Audrey noticed the flicker of concern etch in her husband’s eyes. She nodded her consent. They had become good at nonverbal communication the last few days. It  was one thing that had started to connect.

Teddy started the long ramble.

‘You were pushed out a window. It was a message to me to stop doing business on the marina. They lured you there. They told you that your sister was there.’

‘Teddy why would I meet my sister there?’ Audrey moved forward in her chair.

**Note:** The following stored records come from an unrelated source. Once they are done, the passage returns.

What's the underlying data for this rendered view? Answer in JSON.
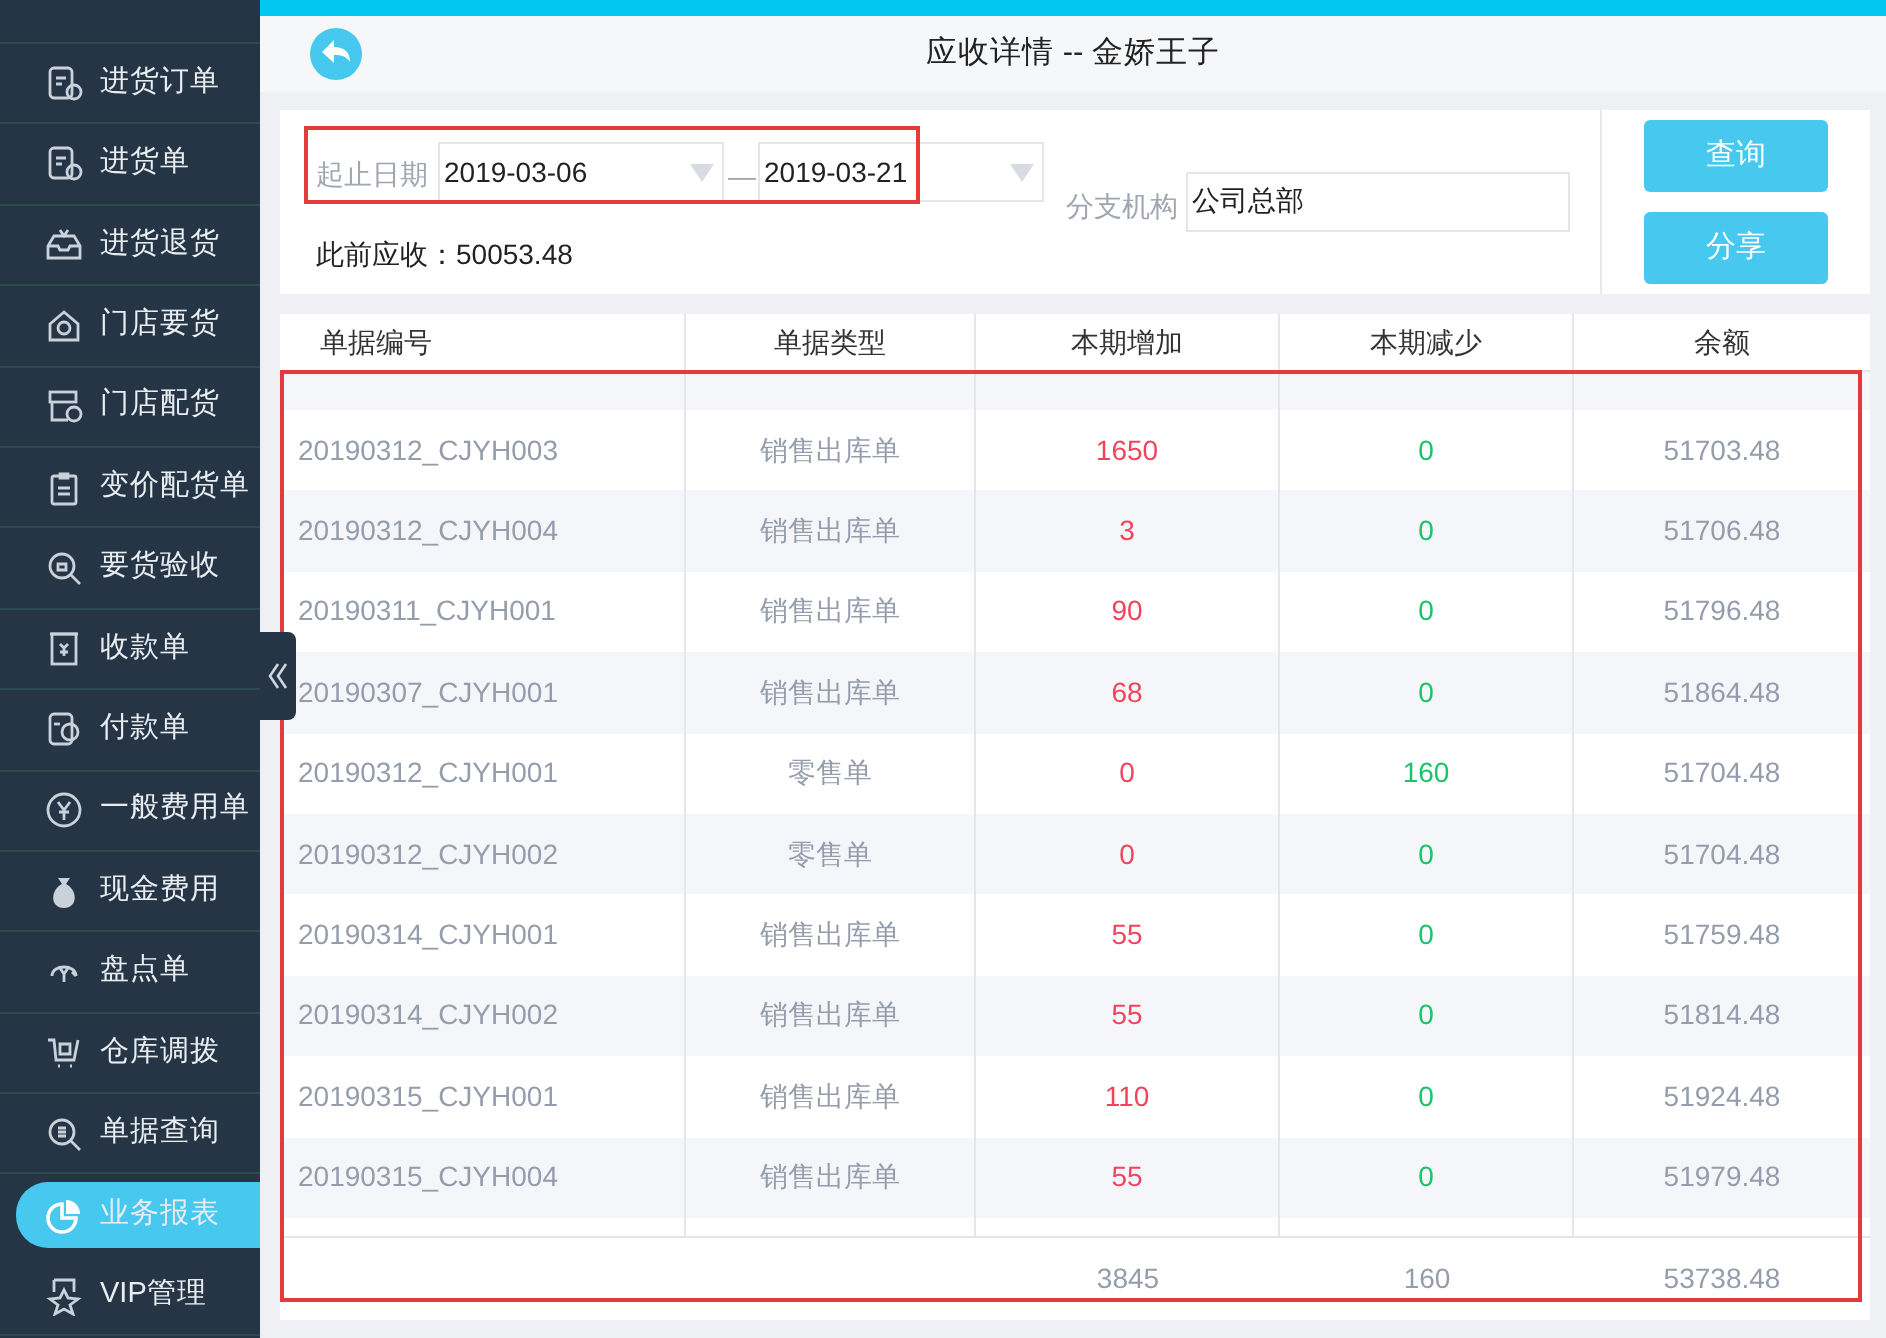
{
  "sidebar": {
    "items": [
      {
        "label": "进货订单",
        "selected": false
      },
      {
        "label": "进货单",
        "selected": false
      },
      {
        "label": "进货退货",
        "selected": false
      },
      {
        "label": "门店要货",
        "selected": false
      },
      {
        "label": "门店配货",
        "selected": false
      },
      {
        "label": "变价配货单",
        "selected": false
      },
      {
        "label": "要货验收",
        "selected": false
      },
      {
        "label": "收款单",
        "selected": false
      },
      {
        "label": "付款单",
        "selected": false
      },
      {
        "label": "一般费用单",
        "selected": false
      },
      {
        "label": "现金费用",
        "selected": false
      },
      {
        "label": "盘点单",
        "selected": false
      },
      {
        "label": "仓库调拨",
        "selected": false
      },
      {
        "label": "单据查询",
        "selected": false
      },
      {
        "label": "业务报表",
        "selected": true
      },
      {
        "label": "VIP管理",
        "selected": false
      }
    ]
  },
  "header": {
    "title": "应收详情 -- 金娇王子"
  },
  "filters": {
    "date_label": "起止日期",
    "start_date": "2019-03-06",
    "separator": "—",
    "end_date": "2019-03-21",
    "branch_label": "分支机构",
    "branch_value": "公司总部",
    "prior_label": "此前应收：",
    "prior_value": "50053.48"
  },
  "buttons": [
    "查询",
    "分享"
  ],
  "table": {
    "columns": [
      "单据编号",
      "单据类型",
      "本期增加",
      "本期减少",
      "余额"
    ],
    "rows": [
      {
        "number": "20190312_CJYH003",
        "type": "销售出库单",
        "increase": "1650",
        "decrease": "0",
        "balance": "51703.48"
      },
      {
        "number": "20190312_CJYH004",
        "type": "销售出库单",
        "increase": "3",
        "decrease": "0",
        "balance": "51706.48"
      },
      {
        "number": "20190311_CJYH001",
        "type": "销售出库单",
        "increase": "90",
        "decrease": "0",
        "balance": "51796.48"
      },
      {
        "number": "20190307_CJYH001",
        "type": "销售出库单",
        "increase": "68",
        "decrease": "0",
        "balance": "51864.48"
      },
      {
        "number": "20190312_CJYH001",
        "type": "零售单",
        "increase": "0",
        "decrease": "160",
        "balance": "51704.48"
      },
      {
        "number": "20190312_CJYH002",
        "type": "零售单",
        "increase": "0",
        "decrease": "0",
        "balance": "51704.48"
      },
      {
        "number": "20190314_CJYH001",
        "type": "销售出库单",
        "increase": "55",
        "decrease": "0",
        "balance": "51759.48"
      },
      {
        "number": "20190314_CJYH002",
        "type": "销售出库单",
        "increase": "55",
        "decrease": "0",
        "balance": "51814.48"
      },
      {
        "number": "20190315_CJYH001",
        "type": "销售出库单",
        "increase": "110",
        "decrease": "0",
        "balance": "51924.48"
      },
      {
        "number": "20190315_CJYH004",
        "type": "销售出库单",
        "increase": "55",
        "decrease": "0",
        "balance": "51979.48"
      }
    ],
    "totals": {
      "increase": "3845",
      "decrease": "160",
      "balance": "53738.48"
    }
  }
}
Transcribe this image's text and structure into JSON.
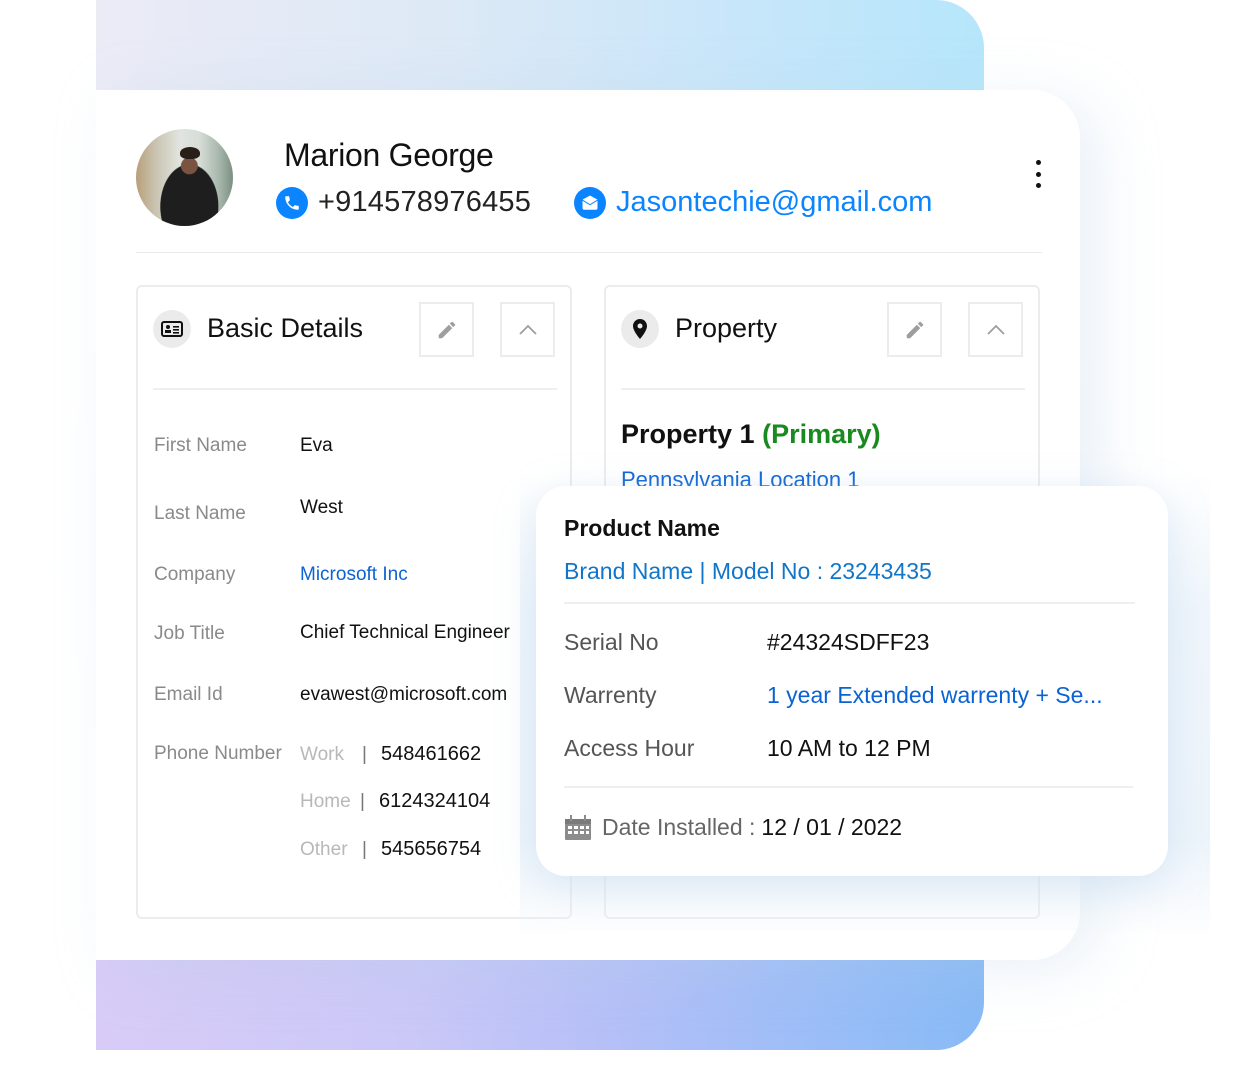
{
  "contact": {
    "name": "Marion George",
    "phone": "+914578976455",
    "email": "Jasontechie@gmail.com"
  },
  "basic_details": {
    "title": "Basic Details",
    "fields": [
      {
        "label": "First Name",
        "value": "Eva"
      },
      {
        "label": "Last Name",
        "value": "West"
      },
      {
        "label": "Company",
        "value": "Microsoft Inc"
      },
      {
        "label": "Job Title",
        "value": "Chief Technical Engineer"
      },
      {
        "label": "Email Id",
        "value": "evawest@microsoft.com"
      }
    ],
    "phone_label": "Phone Number",
    "phones": [
      {
        "type": "Work",
        "sep": "|",
        "number": "548461662"
      },
      {
        "type": "Home",
        "sep": "|",
        "number": "6124324104"
      },
      {
        "type": "Other",
        "sep": "|",
        "number": "545656754"
      }
    ]
  },
  "property": {
    "title": "Property",
    "property_name": "Property 1",
    "primary_tag": "(Primary)",
    "location": "Pennsylvania Location 1"
  },
  "product": {
    "name": "Product Name",
    "model_line": "Brand Name | Model No : 23243435",
    "rows": [
      {
        "label": "Serial No",
        "value": "#24324SDFF23"
      },
      {
        "label": "Warrenty",
        "value": "1 year Extended warrenty + Se..."
      },
      {
        "label": "Access Hour",
        "value": "10 AM to 12 PM"
      }
    ],
    "date_label": "Date Installed :",
    "date_value": "12 / 01 / 2022"
  },
  "colors": {
    "accent_blue": "#0a84ff",
    "link_blue": "#0b63d3",
    "primary_green": "#198a1f"
  }
}
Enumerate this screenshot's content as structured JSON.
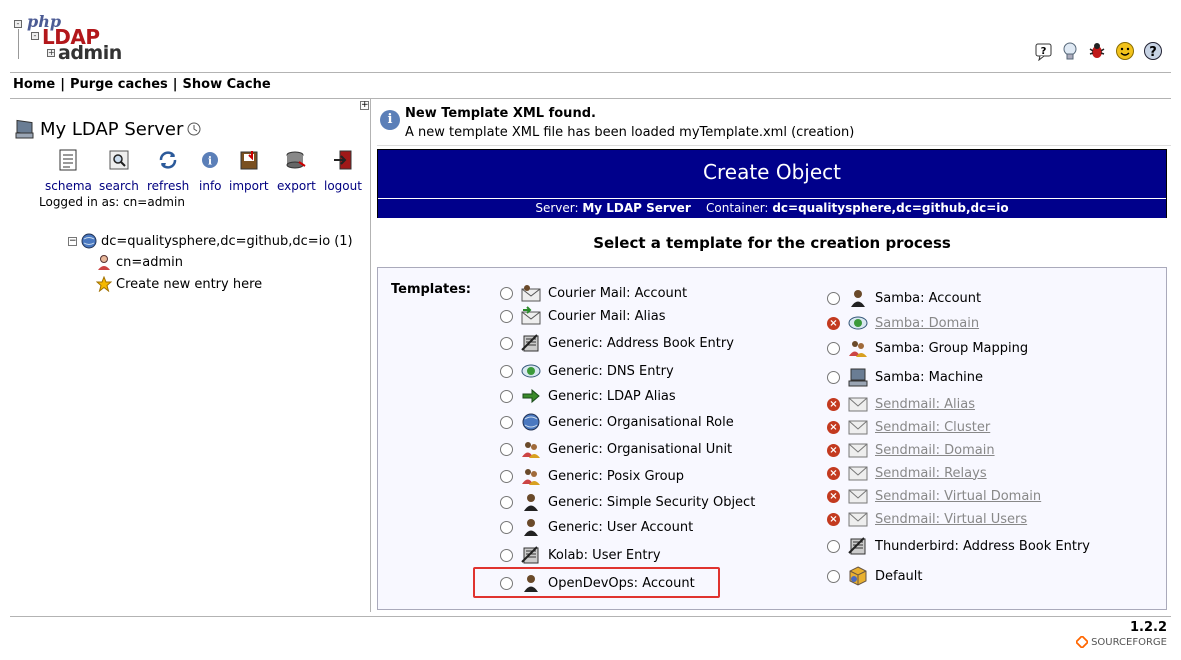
{
  "logo": {
    "php": "php",
    "ldap": "LDAP",
    "admin": "admin"
  },
  "top_icons": [
    "help-bubble-icon",
    "lightbulb-icon",
    "bug-icon",
    "smiley-icon",
    "question-icon"
  ],
  "menu": {
    "home": "Home",
    "purge": "Purge caches",
    "show_cache": "Show Cache",
    "sep": "|"
  },
  "server": {
    "name": "My LDAP Server",
    "tools": [
      {
        "label": "schema",
        "icon": "schema-icon"
      },
      {
        "label": "search",
        "icon": "search-icon"
      },
      {
        "label": "refresh",
        "icon": "refresh-icon"
      },
      {
        "label": "info",
        "icon": "info-icon"
      },
      {
        "label": "import",
        "icon": "import-icon"
      },
      {
        "label": "export",
        "icon": "export-icon"
      },
      {
        "label": "logout",
        "icon": "logout-icon"
      }
    ],
    "logged_in": "Logged in as: cn=admin"
  },
  "tree": {
    "base_dn": "dc=qualitysphere,dc=github,dc=io",
    "count": "(1)",
    "child": "cn=admin",
    "create": "Create new entry here"
  },
  "notice": {
    "title": "New Template XML found.",
    "text": "A new template XML file has been loaded myTemplate.xml (creation)"
  },
  "banner": {
    "title": "Create Object",
    "server_label": "Server:",
    "server_value": "My LDAP Server",
    "container_label": "Container:",
    "container_value": "dc=qualitysphere,dc=github,dc=io"
  },
  "select_title": "Select a template for the creation process",
  "templates_label": "Templates:",
  "templates_left": [
    {
      "label": "Courier Mail: Account",
      "icon": "mail-account-icon"
    },
    {
      "label": "Courier Mail: Alias",
      "icon": "mail-alias-icon"
    },
    {
      "label": "Generic: Address Book Entry",
      "icon": "address-book-icon"
    },
    {
      "label": "Generic: DNS Entry",
      "icon": "dns-icon"
    },
    {
      "label": "Generic: LDAP Alias",
      "icon": "alias-arrow-icon"
    },
    {
      "label": "Generic: Organisational Role",
      "icon": "globe-icon"
    },
    {
      "label": "Generic: Organisational Unit",
      "icon": "group-icon"
    },
    {
      "label": "Generic: Posix Group",
      "icon": "group-icon"
    },
    {
      "label": "Generic: Simple Security Object",
      "icon": "user-icon"
    },
    {
      "label": "Generic: User Account",
      "icon": "user-icon"
    },
    {
      "label": "Kolab: User Entry",
      "icon": "address-book-icon"
    },
    {
      "label": "OpenDevOps: Account",
      "icon": "user-icon"
    }
  ],
  "templates_right": [
    {
      "label": "Samba: Account",
      "icon": "user-icon",
      "disabled": false
    },
    {
      "label": "Samba: Domain",
      "icon": "dns-icon",
      "disabled": true
    },
    {
      "label": "Samba: Group Mapping",
      "icon": "group-icon",
      "disabled": false
    },
    {
      "label": "Samba: Machine",
      "icon": "computer-icon",
      "disabled": false
    },
    {
      "label": "Sendmail: Alias",
      "icon": "envelope-icon",
      "disabled": true
    },
    {
      "label": "Sendmail: Cluster",
      "icon": "envelope-icon",
      "disabled": true
    },
    {
      "label": "Sendmail: Domain",
      "icon": "envelope-icon",
      "disabled": true
    },
    {
      "label": "Sendmail: Relays",
      "icon": "envelope-icon",
      "disabled": true
    },
    {
      "label": "Sendmail: Virtual Domain",
      "icon": "envelope-icon",
      "disabled": true
    },
    {
      "label": "Sendmail: Virtual Users",
      "icon": "envelope-icon",
      "disabled": true
    },
    {
      "label": "Thunderbird: Address Book Entry",
      "icon": "address-book-icon",
      "disabled": false
    },
    {
      "label": "Default",
      "icon": "object-icon",
      "disabled": false
    }
  ],
  "version": "1.2.2",
  "sourceforge": "SOURCEFORGE"
}
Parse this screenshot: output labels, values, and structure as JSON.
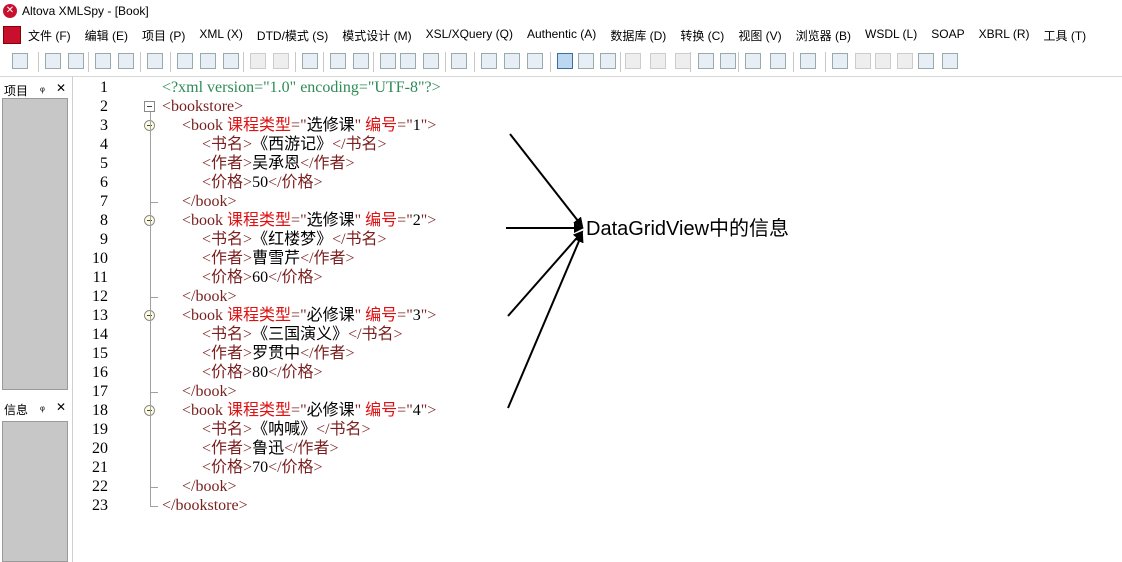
{
  "window": {
    "title": "Altova XMLSpy - [Book]"
  },
  "menu": {
    "items": [
      "文件 (F)",
      "编辑 (E)",
      "项目 (P)",
      "XML (X)",
      "DTD/模式 (S)",
      "模式设计 (M)",
      "XSL/XQuery (Q)",
      "Authentic (A)",
      "数据库 (D)",
      "转换 (C)",
      "视图 (V)",
      "浏览器 (B)",
      "WSDL (L)",
      "SOAP",
      "XBRL (R)",
      "工具 (T)"
    ]
  },
  "panels": {
    "project_title": "项目",
    "info_title": "信息",
    "pin_glyph": "ᵩ",
    "close_glyph": "✕"
  },
  "editor": {
    "line_numbers": [
      "1",
      "2",
      "3",
      "4",
      "5",
      "6",
      "7",
      "8",
      "9",
      "10",
      "11",
      "12",
      "13",
      "14",
      "15",
      "16",
      "17",
      "18",
      "19",
      "20",
      "21",
      "22",
      "23"
    ],
    "pi": "<?xml version=\"1.0\" encoding=\"UTF-8\"?>",
    "books": [
      {
        "type": "选修课",
        "id": "1",
        "name": "《西游记》",
        "author": "吴承恩",
        "price": "50"
      },
      {
        "type": "选修课",
        "id": "2",
        "name": "《红楼梦》",
        "author": "曹雪芹",
        "price": "60"
      },
      {
        "type": "必修课",
        "id": "3",
        "name": "《三国演义》",
        "author": "罗贯中",
        "price": "80"
      },
      {
        "type": "必修课",
        "id": "4",
        "name": "《呐喊》",
        "author": "鲁迅",
        "price": "70"
      }
    ],
    "tags": {
      "bookstore_open": "<bookstore>",
      "bookstore_close": "</bookstore>",
      "book_open": "<book ",
      "book_close": "</book>",
      "attr_type": "课程类型",
      "attr_id": "编号",
      "name_open": "<书名>",
      "name_close": "</书名>",
      "author_open": "<作者>",
      "author_close": "</作者>",
      "price_open": "<价格>",
      "price_close": "</价格>"
    }
  },
  "annotation": {
    "text": "DataGridView中的信息"
  },
  "colors": {
    "tag": "#7a1f1f",
    "attribute": "#dd1111",
    "pi": "#2e8b57",
    "text": "#000000"
  }
}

‘She was going to tell you what happened to your family? You had taken the blanket with you to share the last thing he had given you. When you went out the window the blanket had fallen on your car below. I found it laying in the street. I knew something was up when I saw you took it out the house. I went to that place to get some thoughts on why you would go back to that house.’

Teddy grabbed her hand.

‘That house was your family house. It was the last place your parents lived. ‘

‘Where are my parents and why would my sister push me out a window?’, Audrey’s voice went up an octave.

‘Hon.. your parents made a deal that will provide you with millions of dollars. Your sister will have nothing. They cut her off. So, she made a deal  with some very bad people. Those bad people want to see me fail at some business deals that can change Brooklyn real estate.’

‘So they wanted to kill me to get to you and my sister was in on the deal?’ Audrey looked crestfallen.

‘Yes, and I love you. I will never let anyone hurt you. Do you understand me? Never!’

Audrey looked at the highball glass of amber liquid.

‘You were right. I need this.’

Audrey downed the liquid in the glass.

‘Get me another please.’ she looked at Teddy and handed him the glass.

Teddy took the glass out of her hand. He  downed his drink and  walked over to the cabinet and fixed her an amber liquid chaser to follow the glass of betrayal.